Patrzyłem na nią z góry z pobłażaniem. Zawsze miło jest mi patrzeć na takie poddenerwowane osoby. One... tak jakby dają mi wewnętrzny spokój.
- Ja także. Właśnie przyjechałam - powiedziała grzebiąc butem w ziemi.
- Ciężkie życie nowego... sam dopiero tu trafiłem - powiedziałem swobodnie. Przeczesałem dłonia włosy.
- No tak... Właściwie, to... Muszę już iść, koń czeka - uśmiechneła się ciężko.
- Poczekaj chwilę, to wezmę uwiąz i pójdziemy razem. Masz ogiera? - zapytałem.
- Tak.
- Będzie gorąco? - zapytałem z lekkim uśmiechem.
- Zależy - odpowiedziała, a ja wziałem uwiąz i ruszyłem do boksu Phoenix'a. Chłopczyk jak zwykle zachowywał się przykładowo. Koń Kate trochę szalał, ale nie na tyle, żeby nie dało się przejść że stajni na pastwisko. Kiedy odpięlismy karabinki, konie popedziły w siną dal, czyli jak standardowe zachowanie Phoenix'a. Chwilę na nie patrzyliśmy.
- Hm, wybacz, ale muszę już iść. Współlokatorzy czekają - miałem dziką ochotę zachichotać, ale się powstrzymałem.
- Okej... - wydukała dziewczyna. Kiedy odeszłem kilka kroków, usłyszałem:
- Stój! - i odwróciłem się na pięcie. Popatrzyłem na Kate litościwym spojrzeniem.
- Bo, ten, tego... no, do zobaczenia! - rzuciła po prostu i uciekła do stajni.
- Hm, do widzenia - mruknałem do powietrza. Nagle moje spojrzenie zeslizgnelo się na ogrodzenie pastwiska. Było zwykłej, brązowe, odmalowane, obsypane delikatnie śniegiem. Podrapałem się po brodzie.
- Ładne ogrodzenie, naprawdę ładne...
***
Postanowiłem w końcu poszukać Augustusa. Cały dzień szlajał się po obejściu z jakimiś kocicami, ale teraz pora wracać.
- Kici kici! Koteczku! - wolałem słodkim głosikiem po całym ośrodku. Kiedy po pół godzinie prawie ochryplem, zauważyłem rudo - brązowy ogon przemykajacy koło ściany.
- Cholerny Grubasie, jeśli nie przytachasz tu swojego wielkiego tyłka w ciągu MINUTY, to... konsekwencje będą przerażające! - zmrużylem oczy i wściekle wysyczałem to w stronę kota. Mając moje słowa głęboko w nosie, przeszedł obok mnie, wskoczył na rynne, z grajcą pijanego akrobaty po niej przebiegł i wskoczył do okna... Dopiero po chwili uświadomiłem sobie, że to nasz pokój.

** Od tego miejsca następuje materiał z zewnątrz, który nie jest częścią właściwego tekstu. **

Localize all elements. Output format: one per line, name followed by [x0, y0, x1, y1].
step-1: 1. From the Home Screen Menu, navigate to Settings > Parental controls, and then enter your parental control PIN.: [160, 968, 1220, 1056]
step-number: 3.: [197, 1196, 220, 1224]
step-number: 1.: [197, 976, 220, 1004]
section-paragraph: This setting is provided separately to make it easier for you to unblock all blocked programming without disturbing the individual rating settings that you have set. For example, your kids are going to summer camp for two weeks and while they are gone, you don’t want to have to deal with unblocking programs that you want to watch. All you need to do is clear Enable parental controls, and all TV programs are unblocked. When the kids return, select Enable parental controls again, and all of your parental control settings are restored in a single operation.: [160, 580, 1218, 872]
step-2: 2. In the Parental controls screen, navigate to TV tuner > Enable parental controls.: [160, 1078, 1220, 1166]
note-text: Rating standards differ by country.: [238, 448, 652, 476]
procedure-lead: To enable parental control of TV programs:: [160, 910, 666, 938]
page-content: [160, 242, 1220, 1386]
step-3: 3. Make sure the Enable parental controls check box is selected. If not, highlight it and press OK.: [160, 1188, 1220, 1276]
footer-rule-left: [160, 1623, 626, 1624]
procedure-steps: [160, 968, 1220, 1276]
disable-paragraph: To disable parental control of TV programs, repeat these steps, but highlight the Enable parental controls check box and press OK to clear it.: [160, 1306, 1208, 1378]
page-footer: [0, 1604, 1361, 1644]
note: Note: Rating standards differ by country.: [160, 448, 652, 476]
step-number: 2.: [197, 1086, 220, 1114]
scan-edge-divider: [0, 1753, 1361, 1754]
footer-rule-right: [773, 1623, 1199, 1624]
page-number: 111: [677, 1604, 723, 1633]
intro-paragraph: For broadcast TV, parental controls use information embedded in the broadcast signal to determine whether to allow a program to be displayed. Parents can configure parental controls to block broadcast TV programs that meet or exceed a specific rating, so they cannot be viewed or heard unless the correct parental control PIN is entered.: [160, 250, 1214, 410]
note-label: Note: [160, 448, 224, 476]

- Ohydne kocisko... Już ja się z tobą policzę... - powiedziałem cicho, ale najwidoczniej ktoś te słowa usłyszał.
- O nim mówisz? - natychmiast się odwróciłem. Zobaczyłem Kate, z Grubym Rudym rozwalonym na jej rękach.
- Tak. Jakim cudem...?
- Nie wiem, po prostu otarł mi się o nogę.
- Zajebiscie - wyszczerzyłem zęby w uśmiechu. - Podasz mi go?
- Jasne - powiedziała, jednak kiedy chciała przekazać mi kota, wbił w nią pazury i zasyczal. ,,Piepsz się kocie" - pomyślałem i ze słodką minką zapytałem;
- Możesz znieść go do mojego pokoju? Dobrowolnie tam nie pójdzie...
- Jasne - przytaknela po raz drugi, i ruszyła za mną. Aż tu słyszałem mruczenie tego grubianskiego kota, kiedy go głaskala.
- To tu - powiedziałem i włożyłem klucz do zamka.